Published July 26, 2019 | Version v1
Preprint Open

Epigraphic Treebanks: Some Considerations from a Work in Progress

  • 1. University of Lausanne
  • 2. University of Leipzig

Description

The guidelines of the Ancient Greek Dependency Treebank 2.0 have been written to annotate Ancient Greek texts. The epigraphic texts, however, pose a challenge for those carrying out morphosyntactic annotation: should we remain as close as possible to the actual epigraphic text, or represent it in an interpreted and normalized version? How should all epigraphic peculiarities which do not have standard editorial representation, such as, for example, punctuation marks, be treated? A small corpus such as that of the inscriptions of the Euboean colonies of Sicily of the archaic and classical period has allowed us to test different options and evaluate the annotation challenges. This contribution is the result of a discussion about the advantages and disadvantages of often opposed annotation possibilities.
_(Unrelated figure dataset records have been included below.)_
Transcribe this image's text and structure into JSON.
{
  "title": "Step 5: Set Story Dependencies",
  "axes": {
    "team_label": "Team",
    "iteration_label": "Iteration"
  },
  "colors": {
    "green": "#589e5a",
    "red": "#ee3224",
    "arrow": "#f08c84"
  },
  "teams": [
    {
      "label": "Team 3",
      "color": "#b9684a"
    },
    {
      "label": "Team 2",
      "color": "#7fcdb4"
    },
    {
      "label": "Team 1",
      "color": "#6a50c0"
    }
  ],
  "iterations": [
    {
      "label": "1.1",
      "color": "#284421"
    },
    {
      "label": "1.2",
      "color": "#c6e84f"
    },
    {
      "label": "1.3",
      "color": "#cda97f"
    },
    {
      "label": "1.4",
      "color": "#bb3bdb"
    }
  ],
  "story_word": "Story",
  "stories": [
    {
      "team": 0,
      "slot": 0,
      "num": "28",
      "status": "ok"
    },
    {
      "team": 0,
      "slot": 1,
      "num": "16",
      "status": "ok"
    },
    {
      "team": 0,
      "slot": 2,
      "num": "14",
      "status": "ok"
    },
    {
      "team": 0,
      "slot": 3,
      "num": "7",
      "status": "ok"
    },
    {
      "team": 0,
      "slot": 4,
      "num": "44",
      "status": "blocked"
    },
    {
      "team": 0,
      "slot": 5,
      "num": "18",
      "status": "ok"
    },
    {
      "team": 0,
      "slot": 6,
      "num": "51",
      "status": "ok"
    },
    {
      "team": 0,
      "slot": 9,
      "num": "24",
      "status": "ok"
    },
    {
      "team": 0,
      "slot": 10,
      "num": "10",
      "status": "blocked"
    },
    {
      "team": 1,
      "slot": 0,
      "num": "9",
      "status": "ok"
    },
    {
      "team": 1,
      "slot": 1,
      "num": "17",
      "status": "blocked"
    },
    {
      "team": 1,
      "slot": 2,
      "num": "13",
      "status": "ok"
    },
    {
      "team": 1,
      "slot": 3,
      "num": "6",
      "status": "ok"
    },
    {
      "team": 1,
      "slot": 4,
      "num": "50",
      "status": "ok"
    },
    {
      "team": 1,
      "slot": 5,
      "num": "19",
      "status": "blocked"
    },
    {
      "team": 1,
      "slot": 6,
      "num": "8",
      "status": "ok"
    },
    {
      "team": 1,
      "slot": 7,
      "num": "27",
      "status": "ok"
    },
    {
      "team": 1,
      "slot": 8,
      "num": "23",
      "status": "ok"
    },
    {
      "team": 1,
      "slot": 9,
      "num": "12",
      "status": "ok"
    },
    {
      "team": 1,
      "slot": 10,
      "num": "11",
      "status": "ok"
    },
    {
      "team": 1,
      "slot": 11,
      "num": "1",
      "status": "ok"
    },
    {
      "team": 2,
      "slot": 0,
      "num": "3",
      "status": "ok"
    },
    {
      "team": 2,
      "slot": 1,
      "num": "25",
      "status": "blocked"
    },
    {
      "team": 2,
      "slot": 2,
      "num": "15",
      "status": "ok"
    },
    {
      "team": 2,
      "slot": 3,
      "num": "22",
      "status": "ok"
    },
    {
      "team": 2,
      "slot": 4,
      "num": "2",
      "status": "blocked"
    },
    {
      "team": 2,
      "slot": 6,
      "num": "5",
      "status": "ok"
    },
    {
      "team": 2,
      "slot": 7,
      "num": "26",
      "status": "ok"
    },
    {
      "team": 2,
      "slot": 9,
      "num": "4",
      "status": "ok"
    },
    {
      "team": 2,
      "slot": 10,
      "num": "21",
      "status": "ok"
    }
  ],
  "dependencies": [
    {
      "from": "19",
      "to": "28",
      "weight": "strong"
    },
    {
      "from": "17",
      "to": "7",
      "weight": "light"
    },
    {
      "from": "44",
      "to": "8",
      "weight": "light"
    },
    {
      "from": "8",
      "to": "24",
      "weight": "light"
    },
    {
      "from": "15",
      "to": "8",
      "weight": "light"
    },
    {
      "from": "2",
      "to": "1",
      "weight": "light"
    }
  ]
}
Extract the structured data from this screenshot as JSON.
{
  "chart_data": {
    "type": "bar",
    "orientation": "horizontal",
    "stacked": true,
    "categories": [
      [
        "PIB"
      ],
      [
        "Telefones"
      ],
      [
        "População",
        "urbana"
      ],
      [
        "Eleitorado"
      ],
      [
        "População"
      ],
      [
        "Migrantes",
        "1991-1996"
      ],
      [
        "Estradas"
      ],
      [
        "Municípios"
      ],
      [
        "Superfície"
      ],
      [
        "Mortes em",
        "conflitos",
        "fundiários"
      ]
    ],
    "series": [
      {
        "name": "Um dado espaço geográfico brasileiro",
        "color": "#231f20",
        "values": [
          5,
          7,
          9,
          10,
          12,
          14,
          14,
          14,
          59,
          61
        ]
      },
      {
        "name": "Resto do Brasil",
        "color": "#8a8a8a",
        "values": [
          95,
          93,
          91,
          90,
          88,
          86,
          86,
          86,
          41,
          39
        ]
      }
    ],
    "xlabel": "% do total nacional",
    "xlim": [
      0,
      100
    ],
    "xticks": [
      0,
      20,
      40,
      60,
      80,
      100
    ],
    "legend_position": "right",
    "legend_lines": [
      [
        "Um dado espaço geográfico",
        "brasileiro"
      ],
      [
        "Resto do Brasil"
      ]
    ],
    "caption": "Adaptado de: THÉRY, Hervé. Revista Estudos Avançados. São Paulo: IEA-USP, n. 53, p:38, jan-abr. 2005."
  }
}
We present here our first proposal for an adaptation of the guidelines to analyse the morphosyntax of inscriptions, which we hope will stimulate discussion between epigraphists and linguists. In particular, we propose to try to stick to the epigraphic evidence as far as possible and therefore render its complexities (e.g., local alphabets, dialect variants not attested in literary texts, ellipsis, punctuation marks, and word forms which can be linguistically interpreted differently), while trying to preserve consistency with the annotation of literary texts.